— Ну ты и зараза, Киянка, — даже как-то устало сказал он.
Почесал острое ухо, сделал обманное движение, будто собирается
кинуть на нее заклинание-клетку, а затем, когда она среагировала,
чтобы отбить — заставил подлокотники кресла сомкнуться у нее под
грудью, надежно фиксируя… А потом кресло встало на дыбы, словно
взбесившаяся лошадь, и буйно, шарахаясь из угла в угол и пугая
придворных, поскакало из приемной сквозь распахнувшиеся двери по
коридору к выходу. Эбигейл, ругаясь, делала пассы руками, но кресло
только скачками неслось быстрее, словно получая хлыстом по
крупу.
Натаниель брезгливо почесал щеку и потер испачканные руки одну о
другую — у него, как у любой творческой личности, были фобии.
Например, прикосновение к пыли и грязи вызывало ступор, страх и
необоримое желание почесаться и вымыться. Прислушался — в глубине
дворца раздался грохот — вздохнул и быстро очистил руки
заклинанием.
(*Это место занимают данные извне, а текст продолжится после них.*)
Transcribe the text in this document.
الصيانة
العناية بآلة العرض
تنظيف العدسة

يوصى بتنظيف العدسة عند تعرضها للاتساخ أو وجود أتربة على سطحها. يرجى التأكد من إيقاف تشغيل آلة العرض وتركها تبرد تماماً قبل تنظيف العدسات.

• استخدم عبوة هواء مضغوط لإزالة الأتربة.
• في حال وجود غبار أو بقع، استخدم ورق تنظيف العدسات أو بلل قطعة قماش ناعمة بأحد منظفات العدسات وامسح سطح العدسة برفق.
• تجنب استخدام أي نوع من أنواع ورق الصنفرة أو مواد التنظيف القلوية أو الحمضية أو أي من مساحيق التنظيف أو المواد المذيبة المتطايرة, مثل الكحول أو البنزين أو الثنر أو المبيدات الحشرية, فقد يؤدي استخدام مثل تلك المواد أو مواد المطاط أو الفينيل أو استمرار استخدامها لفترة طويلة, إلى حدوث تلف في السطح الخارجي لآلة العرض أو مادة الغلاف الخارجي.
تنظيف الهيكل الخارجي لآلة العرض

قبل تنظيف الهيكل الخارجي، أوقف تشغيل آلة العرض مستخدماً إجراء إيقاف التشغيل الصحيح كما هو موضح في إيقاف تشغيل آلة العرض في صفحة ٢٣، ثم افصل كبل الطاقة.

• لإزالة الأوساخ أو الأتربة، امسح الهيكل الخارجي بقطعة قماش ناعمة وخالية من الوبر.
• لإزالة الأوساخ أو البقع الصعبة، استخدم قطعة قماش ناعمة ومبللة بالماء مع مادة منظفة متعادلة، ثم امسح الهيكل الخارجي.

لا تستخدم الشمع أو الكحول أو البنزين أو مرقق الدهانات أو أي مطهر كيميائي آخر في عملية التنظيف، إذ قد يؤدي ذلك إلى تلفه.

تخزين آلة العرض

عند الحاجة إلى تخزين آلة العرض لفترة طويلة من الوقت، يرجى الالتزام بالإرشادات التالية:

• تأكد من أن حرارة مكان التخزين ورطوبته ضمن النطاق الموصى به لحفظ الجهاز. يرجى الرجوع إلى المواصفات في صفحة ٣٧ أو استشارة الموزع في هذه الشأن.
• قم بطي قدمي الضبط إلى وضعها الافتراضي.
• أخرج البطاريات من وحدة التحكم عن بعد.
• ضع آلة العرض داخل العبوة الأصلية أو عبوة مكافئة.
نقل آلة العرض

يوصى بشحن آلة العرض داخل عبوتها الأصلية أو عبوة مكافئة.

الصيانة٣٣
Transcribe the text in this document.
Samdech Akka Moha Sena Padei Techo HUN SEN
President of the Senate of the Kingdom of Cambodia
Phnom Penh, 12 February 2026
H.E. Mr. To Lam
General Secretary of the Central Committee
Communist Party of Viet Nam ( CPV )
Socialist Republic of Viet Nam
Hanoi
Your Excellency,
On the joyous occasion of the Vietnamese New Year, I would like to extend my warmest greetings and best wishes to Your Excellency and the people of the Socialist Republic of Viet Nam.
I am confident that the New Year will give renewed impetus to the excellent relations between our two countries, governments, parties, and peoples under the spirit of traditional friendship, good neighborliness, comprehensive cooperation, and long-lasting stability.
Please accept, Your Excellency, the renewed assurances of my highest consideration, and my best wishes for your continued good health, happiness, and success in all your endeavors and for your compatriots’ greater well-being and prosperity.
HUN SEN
Предусмотрительно поставил на секретарскую полог
тишины, чтобы не привлекать внимание охраны, а на себя — защиту от
всех видов атакующих заклинаний. И на всякий случай — от
физического урона, ибо кулаком малявка Эби била, как кувалдой.
Секретарь подняла голову, недоуменно огляделась, посмотрела на
часы, которые показывали восемь часов пятнадцать минут.
— А где леди Горни? — недовольно осведомилась она.
— Ушла попудрить носик, — вежливо проорал Вудхаус, и мейсис
Джонсон, кивнув, снова опустила голову к бумагам.
Грохот повторился, двери распахнулись — Горни, сжимая в руках
два вырванных подлокотника кресла, сделанного из цельного дуба,
сначала швырнула ими в эльфа, а затем с боевым гномским кличем
«Эхху-так-так!» бросилась на противника.
Мейсис Джонсон писала, а секретарская превращалась в развалины.
Вот отлетел от удара воздушным кулаком Вудхаус, ударившись спиной о
двери кабинета, вот приморозилась к потолку Эбигейл. Секретарь
только чихнула, недовольно поежилась и продолжила писать. Глухота —
лучший полог тишины, знаете ли.
Вот пахнуло жаром, а из стен стали выпрыгивать камни и стрелять
по эльфу, как по утке в полете. Натаниэль соответствовал — прыгал
туда-сюда, ухитряясь отбивать их обратно и пытаясь воззвать к
разуму разъяренной противницы. Впрочем, это было невозможно: гномы
легко распалялись и с большим трудом возвращались к спокойствию. В
отличие от эльфов, которые даже в драке были невозмутимы и
сохраняли рассудок.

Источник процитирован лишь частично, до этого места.